Au fur et à mesure que les migrants fuyaient la violence et traversaient le Mexique en direction des États-Unis, les fictions sont devenues de plus en plus folles. C’étaient des envahisseurs potentiels. Une horde dangereuse déterminée à violer la loi américaine. Pions d’une conspiration libérale. Preuve vivante de la nécessité de construire un mur.
La caravane de demandeurs d’asile d’Amérique centrale a continué à se diriger vers le Nord, trop occupé à chercher de la nourriture, un abri et la sécurité pour réfuter les accusations de Donald Trump et de ses alliés conservateurs.
Cependant, lorsqu’environ 150 d’entre eux ont atteint la frontière ces derniers jours, ils ont décidé d’exposer la dernière fiction, celle conçue pour les tenir à l’écart.
“Nous avons atteint notre capacité d’accueil au port d’entrée de San Ysidro« , a déclaré Kevin McAleenan, le commissaire des douanes et de la protection des frontières (CBP), une branche de la sécurité intérieure, dans une déclaration faite dimanche. L’organisme n’avait “pas suffisamment d’espace et de ressources pour traiter les personnes qui voyagent sans les documents d’entrée appropriés”.
En d’autres termes, les États-Unis ne violaient pas le droit américain et international en refusant de traiter les demandeurs d’asile. Le pays n’avait tout simplement pas la capacité nécessaire.
En d’autres termes : malgré des semaines d’avertissement sur l’approche de la caravane, cette porte d’entrée entre Tijuana et San Diego, l’un des points de passage frontaliers les plus fréquentés du monde, n’a soudainement pas été en mesure de traiter les demandes d’asile.
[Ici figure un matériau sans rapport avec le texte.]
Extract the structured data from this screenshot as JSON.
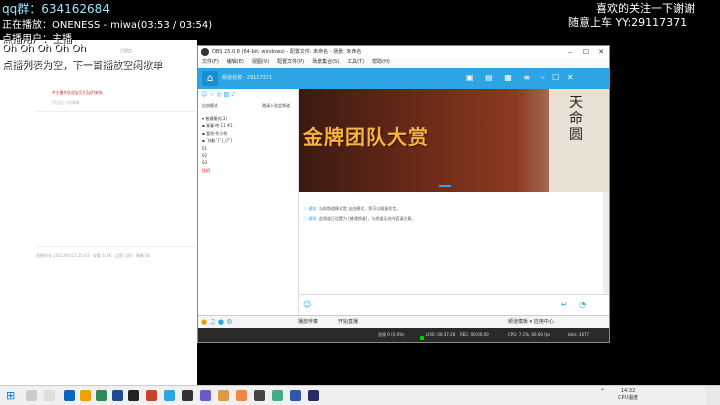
{
  "overlay": {
    "qq_group": "qq群：634162684",
    "now_playing": "正在播放：ONENESS - miwa(03:53 / 03:54)",
    "requester": "点播用户：主播",
    "ohs": "Oh Oh Oh Oh Oh",
    "queue_empty": "点播列表为空，下一首播放空闲歌单",
    "welcome": "喜欢的关注一下谢谢",
    "random_car": "随意上车 YY:29117371"
  },
  "obs": {
    "title": "OBS 25.0.8 (64-bit, windows) - 配置文件: 未命名 - 场景: 未命名",
    "menu": [
      "文件(F)",
      "编辑(E)",
      "视图(V)",
      "配置文件(P)",
      "场景集合(S)",
      "工具(T)",
      "帮助(H)"
    ],
    "status": {
      "dropped": "丢帧 0 (0.0%)",
      "live": "LIVE: 00:37:28",
      "rec": "REC: 00:00:00",
      "cpu": "CPU: 7.1%, 60.00 fps",
      "bitrate": "kb/s: 3677"
    }
  },
  "yy": {
    "room": "频道名称 · 29117371",
    "mode": "自由模式",
    "invite": "邀请入驻此频道",
    "list": [
      {
        "text": "▾ 普通模式(3)",
        "red": false
      },
      {
        "text": "  ▪ 青春·咚 11 #1",
        "red": false
      },
      {
        "text": "  ▪ 冒泡·冬小秀",
        "red": false
      },
      {
        "text": "  ▪ 飞蛾(ˇ?ˇ)_(?ˇ)",
        "red": false
      },
      {
        "text": "01",
        "red": false
      },
      {
        "text": "02",
        "red": false
      },
      {
        "text": "03",
        "red": false
      },
      {
        "text": "挂机",
        "red": true
      }
    ],
    "banner_text": "金牌团队大赏",
    "scroll_text": "天命圆",
    "notice1_label": "通知:",
    "notice1": "当前频道模式是 自由模式，您可以随意发言。",
    "notice2_label": "通知:",
    "notice2": "此频道已设置为 [普通频道]，与频道无关内容请注意。",
    "toolbar": {
      "song": "播放伴奏",
      "live": "开始直播",
      "right": "频道模板 ▾   应用中心"
    }
  },
  "left_chat": {
    "line1": "#主播#欢迎宝贝们[gif]来啦",
    "line2": "[欢迎]一起嗨嗨",
    "stats": "直播时长 2021/06/15 25:03 · 观看 6.3K · 点赞 184 · 弹幕 66",
    "lock": "已锁定"
  },
  "taskbar": {
    "clock_time": "14:32",
    "clock_date": "CPU温度"
  }
}
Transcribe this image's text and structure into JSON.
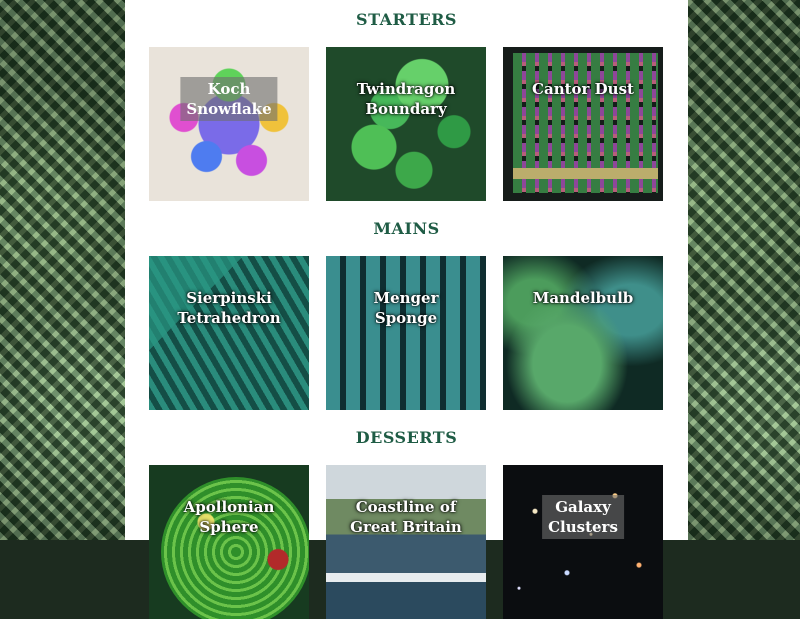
{
  "sections": [
    {
      "heading": "STARTERS",
      "tiles": [
        {
          "label_line1": "Koch",
          "label_line2": "Snowflake"
        },
        {
          "label_line1": "Twindragon",
          "label_line2": "Boundary"
        },
        {
          "label_line1": "Cantor Dust",
          "label_line2": ""
        }
      ]
    },
    {
      "heading": "MAINS",
      "tiles": [
        {
          "label_line1": "Sierpinski",
          "label_line2": "Tetrahedron"
        },
        {
          "label_line1": "Menger",
          "label_line2": "Sponge"
        },
        {
          "label_line1": "Mandelbulb",
          "label_line2": ""
        }
      ]
    },
    {
      "heading": "DESSERTS",
      "tiles": [
        {
          "label_line1": "Apollonian",
          "label_line2": "Sphere"
        },
        {
          "label_line1": "Coastline of",
          "label_line2": "Great Britain"
        },
        {
          "label_line1": "Galaxy",
          "label_line2": "Clusters"
        }
      ]
    }
  ],
  "colors": {
    "heading": "#1f5c45",
    "panel": "#ffffff"
  }
}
“C’est un mensonge. Ils ne veulent pas de nous parce que nous sommes des étrangers « , a dit Katarina Francisco, 23 ans, une Salvadorienne qui berce sa fille de trois ans, Allison, contre le froid de lundi soir. “On reste aussi longtemps qu’il le faut. »
D’autres confirment : “Un gang a menacé de couper ma famille en petits morceaux« , a déclaré Juan Carlos Vásquez, 15 ans, lui aussi originaire d’El Salvador.
“Ils nous ont dit que c’est plein, qu’il n’y a pas d’espace« , a dit David López, un Hondurien, frissonnant à quelques mètres de la barrière de San Ysidro. Il sourit et secoua la tête. “Je ne le crois pas. »
Sa mère, Emilia Cruz, 44 ans, a déclaré qu’ils resteraient en place, le drapeau américain battant en l’air, pour faire honte à l’indestructible. “Le plus dur, c’est qu’ils nous regardent comme si nous n’étions rien. »
Les avocats et les groupes de défense des droits ont appelé le CBP un prétexte pour empêcher les gens qui fuyaient la violence et la persécution d’utiliser l’un des 316 lits de l’établissement de San Ysidro.
“C’est le plus grand organisme d’application de la loi aux États-Unis. Ce n’est tout simplement pas crédible« , a déclaré Nicole Ramos, une avocate américaine qui accompagnait la caravane.
“Nous savons qu’ils mentent, » dit Tristan Call, un volontaire de Pueblos Sin Fronteras, qui a organisé la caravane.
Wendy Young, la responsable de Kids in Need of Defense, a déclaré : “Cela défie l’imagination que nous n’ayons pas les ressources nécessaires pour traiter ce nombre de personnes. Ils essaient d’envoyer un message aux gens d’Amérique centrale qu’il ne sert à rien de venir parce que nous ne vous laisserons pas entrer. »
Les conditions dans le camp de fortune de Tijuana étaient primitives, couvertures et bâches n’offraient qu’un maigre réconfort en béton froid et humide, mais les migrants préféraient rester à l’extérieur en plein air, visibles et bruyants, afin de maintenir la pression sur les États-Unis pour qu’ils entendent les demandes d’asile.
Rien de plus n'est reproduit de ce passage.